SEOUL — North Korean leader Kim Jong-un visited the heavily armed border with rival South Korea and ordered troops to be on high alert, state media reported Sunday, just days after Washington and Pyongyang agreed to a nuclear deal after years of deadlock.
Mr. Kim's visit to Panmunjom village in the Demilitarized Zone, his first reported trip there since the December death of his father, Kim Jong-il, comes amid escalating militaristic rhetoric aimed at U.S. ally South Korea.

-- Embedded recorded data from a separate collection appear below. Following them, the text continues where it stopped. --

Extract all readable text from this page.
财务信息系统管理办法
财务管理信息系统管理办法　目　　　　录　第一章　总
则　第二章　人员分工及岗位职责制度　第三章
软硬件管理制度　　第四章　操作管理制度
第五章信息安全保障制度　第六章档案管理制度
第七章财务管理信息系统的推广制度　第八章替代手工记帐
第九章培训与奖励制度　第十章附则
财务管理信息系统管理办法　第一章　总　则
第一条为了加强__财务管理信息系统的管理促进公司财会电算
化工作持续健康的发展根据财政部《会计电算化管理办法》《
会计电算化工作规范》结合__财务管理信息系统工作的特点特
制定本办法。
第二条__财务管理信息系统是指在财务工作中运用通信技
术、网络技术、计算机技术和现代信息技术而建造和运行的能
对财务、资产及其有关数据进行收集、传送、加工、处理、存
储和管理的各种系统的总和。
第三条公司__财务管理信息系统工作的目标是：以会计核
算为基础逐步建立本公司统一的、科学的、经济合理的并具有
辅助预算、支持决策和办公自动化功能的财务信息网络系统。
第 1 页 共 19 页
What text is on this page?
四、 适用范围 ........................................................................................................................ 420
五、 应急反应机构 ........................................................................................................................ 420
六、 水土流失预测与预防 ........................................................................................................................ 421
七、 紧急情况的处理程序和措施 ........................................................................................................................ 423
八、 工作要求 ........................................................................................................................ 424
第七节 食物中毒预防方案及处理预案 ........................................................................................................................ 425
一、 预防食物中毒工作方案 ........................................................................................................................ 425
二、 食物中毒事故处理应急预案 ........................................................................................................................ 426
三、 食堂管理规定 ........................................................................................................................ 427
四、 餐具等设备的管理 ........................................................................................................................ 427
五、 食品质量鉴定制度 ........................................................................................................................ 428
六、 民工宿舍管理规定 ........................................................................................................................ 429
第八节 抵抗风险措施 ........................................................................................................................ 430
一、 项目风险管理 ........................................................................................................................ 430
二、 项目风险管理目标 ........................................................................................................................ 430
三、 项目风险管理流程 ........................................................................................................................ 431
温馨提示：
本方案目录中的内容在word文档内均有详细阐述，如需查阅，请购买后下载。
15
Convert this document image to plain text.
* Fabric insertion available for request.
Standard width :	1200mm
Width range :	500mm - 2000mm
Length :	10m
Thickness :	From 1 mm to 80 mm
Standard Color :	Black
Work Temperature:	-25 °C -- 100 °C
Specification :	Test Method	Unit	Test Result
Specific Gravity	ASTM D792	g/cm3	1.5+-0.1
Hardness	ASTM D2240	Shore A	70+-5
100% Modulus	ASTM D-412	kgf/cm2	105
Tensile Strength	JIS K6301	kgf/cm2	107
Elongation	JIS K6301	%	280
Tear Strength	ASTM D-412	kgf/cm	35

Recent North Korean threats, including vows of a "sacred war" against Seoul over U.S.-South Korean military drills, appear to be aimed at a domestic audience, analysts say, and could be an effort to bolster Kim Jong-un's credentials as a military leader after showing off his diplomatic skills on the U.S. nuclear deal.
Still, the rhetoric keeps the region on edge and complicates diplomatic efforts to settle the standoff over North Korea's nuclear weapons program. Washington has said that better inter-Korean ties are crucial for diplomacy to succeed.
North Korea also has acted on its threats in the past. Fifty South Koreans died in violence blamed on North Korea in 2010, leading to fears of a broader conflict.
On Sunday, tens of thousands of North Koreans rallied in Pyongyang, vowing to topple South Korean President Lee Myung-bak, who ended a no-strings-attached aid policy to the North when he took power in 2008, instead linking assistance to nuclear disarmament.
The city's main Kim Il-sung Square was packed with soldiers and citizens who stood at attention as speakers criticized Mr. Lee's government. Military chief Ri Yong-ho warned in a speech that the North Korean army would "sweep out" the South Korean traitors using their guns, according to footage from North Korea's state TV.
Soldiers and citizens later paraded in rows through the plaza, carrying fluttering red flags, pumping their fists and chanting, "Let's kill Lee Myung-bak by tearing him to pieces."
The threats are aimed internally as Kim Jong-un bolsters his power among the elite and military as the third generation of his family to lead the country, said Jeung Young-tae, an analyst with the Korea Institute for National Unification in Seoul.
"It's something that Kim Jong-un must do as the successor," Mr. Jeung said. "The North did a similar thing when Kim Jong-il appeared as the new leader" in 1994 following the death of his father, North Korea founder Kim Il-sung, he said.
North Korea accuses the United States and South Korea of holding the joint military drills as preparation for a northward invasion.
The allies say the military exercises, which began last week and are scheduled to end in late April, are routine and defensive in nature.
Pyongyang is also angry about a South Korean military unit near Seoul recently posting threatening slogans beneath portraits of Kim Jong-un and his father.
During his Panmunjom visit, Kim Jong-un told troops to "maintain the maximum alertness as they are standing in confrontation with the enemies at all times," according to the official Korean Central News Agency.
Panmunjom is a cluster of huts inside the 154-mile-long DMZ, which is jointly overseen by the U.S.-led U.N. Command and North Korea in an arrangement established in 1953 to supervise the cease-fire that ended the three-year Korean War. About 28,500 U.S. troops are still stationed in South Korea.